Entah siapa Setijadi itu. Yang pasti ia tentu lelaki. Aku berani bertaruh. Tak pernah aku bertemu dengannya, baik maya ataupun nyata.
Dua minggu lalu, aku diminta para senior Tionghoa menemani perempuan Tionghoa, dosen di Singapura. Namanya Charlotte Setijadi. Never heard that name.
Saat aku lacak di Google Scholar, karyanya bertebaran bak cendawan di musim hujan. "Pinter sekali nonik satu ini," batinku. Forum online kami dengan tajuk "Menganalisis Survei Relasi Tionghoa-Non Tionghoa," berjalan cukup lancar.
Ya, terbukti, Charlotte memang pintar. Kalau tidak, mana mungkin Prof. Robin Bush berkehendak menjadikannya sebagai asisten mengajar. Kami hanya bertemu maya saat itu. Tidak ada kontak lanjutan.
Dua hari setelah itu, kira-kira, aku mendapat pesan privat di instagram, dari perempuan yang bukan temanku. Namanya Sasha. Ia memintaku bersedia menjadi salah satu narasumber untuk riset tesisnya, di UPH Jakarta.
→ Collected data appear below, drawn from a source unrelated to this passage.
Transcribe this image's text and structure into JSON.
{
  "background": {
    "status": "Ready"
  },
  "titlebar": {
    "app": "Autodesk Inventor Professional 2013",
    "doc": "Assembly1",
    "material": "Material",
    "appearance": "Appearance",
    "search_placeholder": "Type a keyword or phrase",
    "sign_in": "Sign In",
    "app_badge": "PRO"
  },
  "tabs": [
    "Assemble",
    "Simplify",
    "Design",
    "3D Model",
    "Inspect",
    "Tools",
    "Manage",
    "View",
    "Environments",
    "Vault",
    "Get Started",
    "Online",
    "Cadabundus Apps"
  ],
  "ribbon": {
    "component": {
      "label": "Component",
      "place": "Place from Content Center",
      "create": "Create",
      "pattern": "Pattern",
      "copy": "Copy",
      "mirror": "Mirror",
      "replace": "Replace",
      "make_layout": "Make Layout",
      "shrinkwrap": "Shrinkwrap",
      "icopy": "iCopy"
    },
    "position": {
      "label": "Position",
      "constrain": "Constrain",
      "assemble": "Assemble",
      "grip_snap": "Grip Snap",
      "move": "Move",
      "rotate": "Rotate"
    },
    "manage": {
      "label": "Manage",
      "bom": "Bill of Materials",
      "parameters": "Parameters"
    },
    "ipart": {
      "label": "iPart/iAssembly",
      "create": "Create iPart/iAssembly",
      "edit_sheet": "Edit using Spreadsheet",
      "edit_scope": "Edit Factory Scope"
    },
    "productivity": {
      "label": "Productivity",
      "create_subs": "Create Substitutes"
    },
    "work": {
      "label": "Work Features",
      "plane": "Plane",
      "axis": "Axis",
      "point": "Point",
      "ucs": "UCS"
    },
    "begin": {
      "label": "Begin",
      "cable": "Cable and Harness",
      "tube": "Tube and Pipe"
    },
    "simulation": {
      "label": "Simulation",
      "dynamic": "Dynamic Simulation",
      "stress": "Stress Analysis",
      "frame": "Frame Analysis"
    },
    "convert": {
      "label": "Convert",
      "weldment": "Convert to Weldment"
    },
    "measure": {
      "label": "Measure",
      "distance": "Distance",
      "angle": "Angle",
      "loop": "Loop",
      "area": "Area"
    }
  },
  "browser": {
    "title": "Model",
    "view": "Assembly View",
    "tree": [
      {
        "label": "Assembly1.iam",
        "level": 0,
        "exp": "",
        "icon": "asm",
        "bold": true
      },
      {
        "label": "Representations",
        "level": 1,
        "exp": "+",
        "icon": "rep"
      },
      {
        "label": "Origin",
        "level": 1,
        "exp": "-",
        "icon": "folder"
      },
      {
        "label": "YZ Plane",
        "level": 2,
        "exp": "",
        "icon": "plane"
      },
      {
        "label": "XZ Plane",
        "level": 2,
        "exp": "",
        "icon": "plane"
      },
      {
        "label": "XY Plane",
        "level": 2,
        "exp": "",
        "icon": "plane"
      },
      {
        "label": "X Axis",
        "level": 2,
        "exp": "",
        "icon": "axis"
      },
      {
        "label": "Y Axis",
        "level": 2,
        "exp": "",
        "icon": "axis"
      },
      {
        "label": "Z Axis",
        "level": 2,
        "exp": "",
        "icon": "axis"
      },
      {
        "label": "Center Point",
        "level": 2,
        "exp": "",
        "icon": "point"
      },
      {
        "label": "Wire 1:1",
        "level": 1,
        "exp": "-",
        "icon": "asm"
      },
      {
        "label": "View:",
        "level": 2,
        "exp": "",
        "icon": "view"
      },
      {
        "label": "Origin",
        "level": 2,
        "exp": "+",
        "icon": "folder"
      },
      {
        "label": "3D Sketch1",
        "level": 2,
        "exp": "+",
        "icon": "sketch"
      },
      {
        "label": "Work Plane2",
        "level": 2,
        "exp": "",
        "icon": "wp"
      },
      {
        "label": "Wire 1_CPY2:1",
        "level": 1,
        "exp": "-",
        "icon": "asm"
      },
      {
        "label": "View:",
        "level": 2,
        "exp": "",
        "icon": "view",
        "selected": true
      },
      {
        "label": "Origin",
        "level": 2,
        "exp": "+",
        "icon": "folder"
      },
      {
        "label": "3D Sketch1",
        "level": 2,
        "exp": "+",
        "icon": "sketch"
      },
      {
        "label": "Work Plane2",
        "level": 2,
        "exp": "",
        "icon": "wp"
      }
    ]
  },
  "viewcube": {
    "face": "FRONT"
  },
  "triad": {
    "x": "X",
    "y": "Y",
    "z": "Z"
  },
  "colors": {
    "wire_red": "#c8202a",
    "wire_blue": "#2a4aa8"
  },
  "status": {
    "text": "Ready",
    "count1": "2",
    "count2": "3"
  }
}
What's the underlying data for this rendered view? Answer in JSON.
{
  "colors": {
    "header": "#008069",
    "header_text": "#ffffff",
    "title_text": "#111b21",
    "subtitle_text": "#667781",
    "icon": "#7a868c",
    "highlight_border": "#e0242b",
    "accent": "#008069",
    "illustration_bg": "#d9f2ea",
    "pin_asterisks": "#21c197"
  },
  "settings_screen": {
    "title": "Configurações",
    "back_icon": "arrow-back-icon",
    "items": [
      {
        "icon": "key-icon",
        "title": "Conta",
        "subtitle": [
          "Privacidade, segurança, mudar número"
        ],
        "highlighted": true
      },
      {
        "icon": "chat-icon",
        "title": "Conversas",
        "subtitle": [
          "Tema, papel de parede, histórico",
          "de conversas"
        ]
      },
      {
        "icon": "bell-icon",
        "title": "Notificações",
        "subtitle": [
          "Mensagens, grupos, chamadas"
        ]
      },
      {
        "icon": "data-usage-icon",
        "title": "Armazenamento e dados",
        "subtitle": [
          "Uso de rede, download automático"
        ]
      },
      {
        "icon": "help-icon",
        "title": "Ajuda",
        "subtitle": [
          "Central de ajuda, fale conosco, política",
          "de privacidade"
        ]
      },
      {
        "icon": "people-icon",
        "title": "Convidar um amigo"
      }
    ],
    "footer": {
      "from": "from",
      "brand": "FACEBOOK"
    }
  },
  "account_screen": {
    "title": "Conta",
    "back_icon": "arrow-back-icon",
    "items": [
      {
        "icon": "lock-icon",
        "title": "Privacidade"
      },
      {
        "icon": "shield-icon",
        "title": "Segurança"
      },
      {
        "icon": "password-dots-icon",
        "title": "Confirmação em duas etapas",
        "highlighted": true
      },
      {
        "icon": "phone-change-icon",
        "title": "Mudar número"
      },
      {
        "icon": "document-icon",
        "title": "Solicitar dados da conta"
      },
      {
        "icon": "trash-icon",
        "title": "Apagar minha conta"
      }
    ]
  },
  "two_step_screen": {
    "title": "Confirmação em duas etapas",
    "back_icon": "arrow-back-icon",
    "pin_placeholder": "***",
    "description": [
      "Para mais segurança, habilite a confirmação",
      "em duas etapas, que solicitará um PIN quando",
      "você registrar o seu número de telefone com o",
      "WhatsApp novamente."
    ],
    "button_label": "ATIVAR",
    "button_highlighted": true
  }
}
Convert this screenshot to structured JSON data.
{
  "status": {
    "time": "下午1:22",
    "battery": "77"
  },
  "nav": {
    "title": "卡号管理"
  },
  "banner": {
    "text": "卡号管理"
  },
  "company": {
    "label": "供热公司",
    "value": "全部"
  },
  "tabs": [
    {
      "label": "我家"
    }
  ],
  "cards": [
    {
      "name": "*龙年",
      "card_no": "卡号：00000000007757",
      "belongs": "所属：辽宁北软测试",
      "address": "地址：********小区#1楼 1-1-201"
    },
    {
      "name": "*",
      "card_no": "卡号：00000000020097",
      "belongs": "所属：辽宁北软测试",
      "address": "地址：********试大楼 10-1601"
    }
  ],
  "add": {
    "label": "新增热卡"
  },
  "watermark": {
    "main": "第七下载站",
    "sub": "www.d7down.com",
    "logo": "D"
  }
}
Ia mengambil jurusan komunikasi, sedang menulis tentang pesan toleransi sebuah tayangan yang sempat kontroversial.
"Iya boleh, silahkan," kataku.
Ia sangat senang atas kesediaanku. Sejurus kemudian aku penasaran kenapa dan dari mana ia memperoleh informasi tentangku.
"Aku disarankan oleh mom Naniek, pembimbingku, Gus," katanya riang.
"Mom Naniek? Siapa dia?" kataku makin penasaran. Iki sopo maneh --aku membatin.
"Naniek Setijadi, Gus. Itu lho mamanya Charlotte Setijadi -- yang baru saja seforum sama gus Aan," katanya dengan percaya diri.
Aku googling sebentar. Naniek Setijadi ternyata dekan FISIP UPH Jakarta. Aku stalking nama tersebut di Facebook. Ia tidak cukup aktif. Pastilah. Mana mungkin dekan universitas seserius UPH lebih fokus ke FB ketimbang urusan kampus --aku menduga.
Namun meski aku tidak mengenalnya, aku sempat melihat interaksinya di FB, khususnya dengan beberapa nama yang aku kenal lama. "Ooohh ternyata masih dalam lingkaran yang sama. Santai." aku membatin.
Dua hari setelah berinteraksi dengan Sasha, tak kusangka anaknya Mom Naniek Setijadi, yakni Charlotte Setijadi, mengirim email padaku. Isinya undangan nongkrong di kelasnya.
"Ya awwohh kenapa aku tidak bisa jauh-jauh dari Setijadi?" batinku, sambil tersenyum sendiri.
Charlotte mengajakku nongkrong di kelas yang ia ampu, kelas antropologi di Singapore Management University (SMU). Entah di Singapura sebelah mana. Aku memang pernah ke negeri kecil itu. Namun sekedar transit saja di bandara dalam perjalanan pulang dari Amerika.
Namun di manapun SMU berada, aku senang sekali bisa berbagi perspektif dengan puluhan nonik dan sinyo di kelas tersebut. Rupanya kelas tersebut telah menerapkan offline.
Begitu melihat para nonik dan sinyo di kelas, dari warkop Persada, tempatku beronline-ria, aku jadi kangen kelas offlineku di Ciputra. Ya, mereka mengingatkanku pada para mahasiswi/aku.
Bedanya, di ruang SMU, banyak yang memakai celana pendek, sedangkan di Ciputra tidak diperbolehkan. Aku jadi mikir kenapa nggak boleh pakai celana pendek, lha wong aku tidak keberatan mengajar pakai celana yang sama. Saat online bersama mereka, aku memakai celana itu. Koloran.
Kolor itu elastis, tidak kaku. Longgar. Tidak seperti model pendidikan agama di Indonesia yang rata-rata kaku. Misalnya, siswa/i Islam hanya diajar tentang Islam, tidak agama lain. Padahal tanpa pengetahuan tentang agama lain, pastilah seseorang berpotensi menjadi kaku, seperti kadrun. Itu
Namun aku percaya dua Setijadi merupakan orang yang lebih suka longgar ketimbang kekakuan. Sangat mungkin kelonggaran itulah yang membuat keduanya bertemu denganku, meski hanya dalam bentuk simbol.
Beberapa menit setelah Charlotte memposting suasana kelas tadi, dengan menandaiku di FB, aku mengomentarinya "Your class did make me nervous,"
Ibu dan anak, dari klan Setijadi itu, memberikan emoticon pada komentar tersebut. Aku memang tidak bisa jauh-jauh dari Setijadi.